The increasing demands in information storage and processing have continuously fueled extensive researches in magnetic materials, leading to discoveries in altermagnetic materials, spin torques arising from orbital moments, and the interplay of magnons and excitons in 2D van der Waals (vdWs) materials.   This presentation will delve into optical characterizations of spin accumulation in RuO­₂ altermagnets, terahertz (THz) emission stemming from orbital moments, and magnetization behaviors of 2D vdWs materials.  Magneto-optical Kerr effect (MOKE) has been used to investigate the anticipated spin accumulation in RuO₂ due to momentum-dependent spin-split bands.  Nonetheless, various spurious effects can confound observations typically attributed the current-introduce spin accumulation.  We show our observed results are most likely arise from thermal effects.

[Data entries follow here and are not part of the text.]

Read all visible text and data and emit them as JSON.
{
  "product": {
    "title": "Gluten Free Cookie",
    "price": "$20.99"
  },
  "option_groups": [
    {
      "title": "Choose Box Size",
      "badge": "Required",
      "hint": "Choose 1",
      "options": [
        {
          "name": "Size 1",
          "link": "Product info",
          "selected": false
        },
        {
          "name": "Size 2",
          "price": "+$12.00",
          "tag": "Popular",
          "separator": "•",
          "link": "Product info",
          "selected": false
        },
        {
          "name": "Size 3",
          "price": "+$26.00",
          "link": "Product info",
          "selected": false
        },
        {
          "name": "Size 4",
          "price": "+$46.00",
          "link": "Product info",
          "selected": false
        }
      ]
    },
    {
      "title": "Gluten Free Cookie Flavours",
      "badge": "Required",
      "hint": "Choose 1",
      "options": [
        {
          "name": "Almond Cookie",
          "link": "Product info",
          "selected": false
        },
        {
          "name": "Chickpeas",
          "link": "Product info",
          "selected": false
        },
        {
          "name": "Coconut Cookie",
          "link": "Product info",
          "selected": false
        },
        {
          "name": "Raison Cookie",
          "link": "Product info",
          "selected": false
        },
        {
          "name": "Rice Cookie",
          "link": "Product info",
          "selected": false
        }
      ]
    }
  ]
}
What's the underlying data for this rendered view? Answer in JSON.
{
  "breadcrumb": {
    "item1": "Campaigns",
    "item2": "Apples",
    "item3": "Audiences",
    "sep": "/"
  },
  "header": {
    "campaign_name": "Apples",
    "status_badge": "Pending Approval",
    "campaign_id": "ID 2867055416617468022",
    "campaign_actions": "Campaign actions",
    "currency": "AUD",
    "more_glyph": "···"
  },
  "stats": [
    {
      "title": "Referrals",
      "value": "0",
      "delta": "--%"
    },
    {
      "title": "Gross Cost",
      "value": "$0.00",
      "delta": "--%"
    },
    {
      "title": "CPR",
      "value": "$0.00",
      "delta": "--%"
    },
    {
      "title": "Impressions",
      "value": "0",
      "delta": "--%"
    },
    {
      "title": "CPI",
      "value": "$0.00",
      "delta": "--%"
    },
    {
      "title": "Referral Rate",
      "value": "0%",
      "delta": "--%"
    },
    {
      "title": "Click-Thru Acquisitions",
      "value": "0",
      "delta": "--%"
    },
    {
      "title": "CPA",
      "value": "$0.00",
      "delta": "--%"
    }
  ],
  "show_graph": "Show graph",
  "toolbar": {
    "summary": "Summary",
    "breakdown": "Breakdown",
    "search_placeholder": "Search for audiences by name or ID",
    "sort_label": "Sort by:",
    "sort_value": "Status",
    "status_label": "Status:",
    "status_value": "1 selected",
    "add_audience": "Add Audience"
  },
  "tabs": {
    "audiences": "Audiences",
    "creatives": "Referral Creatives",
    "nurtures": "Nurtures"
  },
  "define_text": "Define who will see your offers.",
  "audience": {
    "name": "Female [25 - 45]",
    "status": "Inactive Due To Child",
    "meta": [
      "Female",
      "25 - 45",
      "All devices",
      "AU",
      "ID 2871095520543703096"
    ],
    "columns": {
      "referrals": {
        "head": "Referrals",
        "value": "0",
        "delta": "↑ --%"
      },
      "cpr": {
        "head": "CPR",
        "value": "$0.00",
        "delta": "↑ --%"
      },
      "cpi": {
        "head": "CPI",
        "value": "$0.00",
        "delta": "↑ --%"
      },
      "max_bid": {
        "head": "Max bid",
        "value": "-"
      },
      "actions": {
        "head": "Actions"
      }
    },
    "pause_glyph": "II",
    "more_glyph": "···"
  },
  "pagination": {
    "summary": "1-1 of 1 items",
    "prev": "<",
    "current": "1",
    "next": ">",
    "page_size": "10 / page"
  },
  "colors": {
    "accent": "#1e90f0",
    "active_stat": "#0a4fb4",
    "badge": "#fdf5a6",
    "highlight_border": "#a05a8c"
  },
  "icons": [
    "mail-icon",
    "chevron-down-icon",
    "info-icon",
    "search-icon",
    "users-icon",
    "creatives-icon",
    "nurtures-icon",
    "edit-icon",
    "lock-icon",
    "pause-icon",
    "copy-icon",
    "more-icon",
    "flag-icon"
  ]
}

Laser-induced THz emission has been harnessed to study the effects arising from orbit-moment, instead of conventional contributions from spin-moment.  We will elucidate the conversion between spin- and orbit moments.  Lastly, the use of quantum sensors based on nitrogen vacancy center (NV) to characterize 2D vdWs will be discussed.

Bio

John Q. Xiao, a Fellow of American Physical Society, received his BS degree in physics from Nanjing University, China.  He received his MS and Ph.D degrees in physics from the Johns Hopkins University in 1989 and 1993, respectively.  Between 1993 and 1995, he was a post doctoral fellow at the Department of Physics and Astronomy at the Johns Hopkins University.   He joined the University of Delaware as an Assistant Professor in 1995 and he is now a Unidel professor of Physics and Astronomy.  He is also an affiliated professor at the Center of Composite Materials and Department of Electrical and Computer Engineering at the University of Delaware.  His current research interests ranges over spintronics, 2D van der Waals materials, and high frequency magnetic materials and devices.